Draft: This is the angle at which the walls of a cavity taper, which allows for easier ejection of the part from the mold.
Ejection: This is how well the part can be After being cooled, the mold opens, and the injection molded parts will be further ejected by a push on the ejector plate by the ejector rod of the plastic injection molding machine
Why we choose plastic injection mold
There are a few reasons why plastic injection molding is a popular choice for producing injection molded parts:
High Precision: The high precision of injection molding processes is an important feature for producing plastic injection molded part. It allows plastic injection molded part manufacturers to create parts that are accurate to the original design. As a matter of fact, the precision of the finished products can be kept within 0.005in tolerance.
Cost-Effective: Injection molding processes is an economical way to mass production because it requires less labor and tooling than other manufacturing processes. This simplifies the injection molding process and makes it easier to create products with low cost.
High efficiency: One of the main reasons why plastic injection molding is such a popular choice is because it is a very fast process. This makes it an ideal choice for injection molding manufacturers who need to mass production quickly and efficiently.
The standard of plastic injection mold
ASSAB – This steel is made in Sweden and is known for its high quality. It’s often used for medical devices and aerospace applications.
DAIDO – This steel is made in Japan and is known for its high quality. It’s often used for medical and aerospace applications.
FINKL – This steel is made in America and is known for its high quality. It’s often used for medical and aerospace applications.
AUBERT & DUVAL – This steel is made in France and is known for its high quality. It’s often used for medical and aerospace applications.
LKM (China)-LKM is a steel manufacturer located in China. It is known for its high quality steel, which is often used for medical and aerospace applications.
EMP, DME, HASCO, FUTABA, LKM.
EMP – EMP is a German company that produces high-quality mold bases.
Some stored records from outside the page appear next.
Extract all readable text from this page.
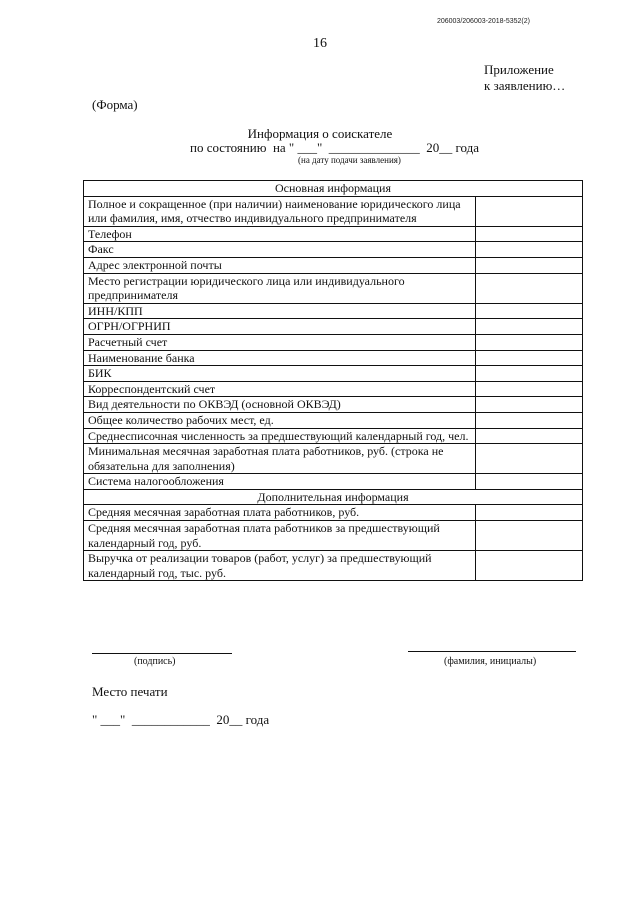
206003/206003-2018-5352(2)
16
Приложение
к заявлению…
(Форма)
Информация о соискателе
по состоянию  на " ___"  ______________  20__ года
(на дату подачи заявления)
Основная информация	
Полное и сокращенное (при наличии) наименование юридического лица или фамилия, имя, отчество индивидуального предпринимателя	
Телефон	
Факс	
Адрес электронной почты	
Место регистрации юридического лица или индивидуального предпринимателя	
ИНН/КПП	
ОГРН/ОГРНИП	
Расчетный счет	
Наименование банка	
БИК	
Корреспондентский счет	
Вид деятельности по ОКВЭД (основной ОКВЭД)	
Общее количество рабочих мест, ед.	
Среднесписочная численность за предшествующий календарный год, чел.	
Минимальная месячная заработная плата работников, руб. (строка не обязательна для заполнения)	
Система налогообложения	
Дополнительная информация	
Средняя месячная заработная плата работников, руб.	
Средняя месячная заработная плата работников за предшествующий календарный год, руб.	
Выручка от реализации товаров (работ, услуг) за предшествующий календарный год, тыс. руб.	
(подпись)	(фамилия, инициалы)
Место печати
" ___"  ____________  20__ года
DME – DME is an American company that produces high-quality mold bases.
HASCO – HASCO is a German company that produces high-quality mold bases.
FUTABA – FUTABA is a Japanese company that produces high-quality mold bases.
LKM (China) – LKM is a Chinese company that produces high-quality mold bases.
MOULD MASTER, SYNVENTIVE, HASCO, DME, YUDO, INCOME
DAIDO, HASCO, STRACK, RABOURDIN
DME, HASCO, LKM, HEB, STRACK, OPITZ
VDI 3400, Mold-tech, Yick Sang, Tanazawa etc
The whole process of plastic injection mold making
How long does it take to make an injection mold?
The amount of time that it takes to manufacture a plastic injection mold depends on the type and size of part. The manufacturing process can be as little as two weeks for simple plastic parts.
At Zetar, 80% of the molds can be completed within 25-35 days, but more complex molds will require significantly longer times like 40-60days. It’s important to consider how quickly you need your injection molds so that you can plan accordingly.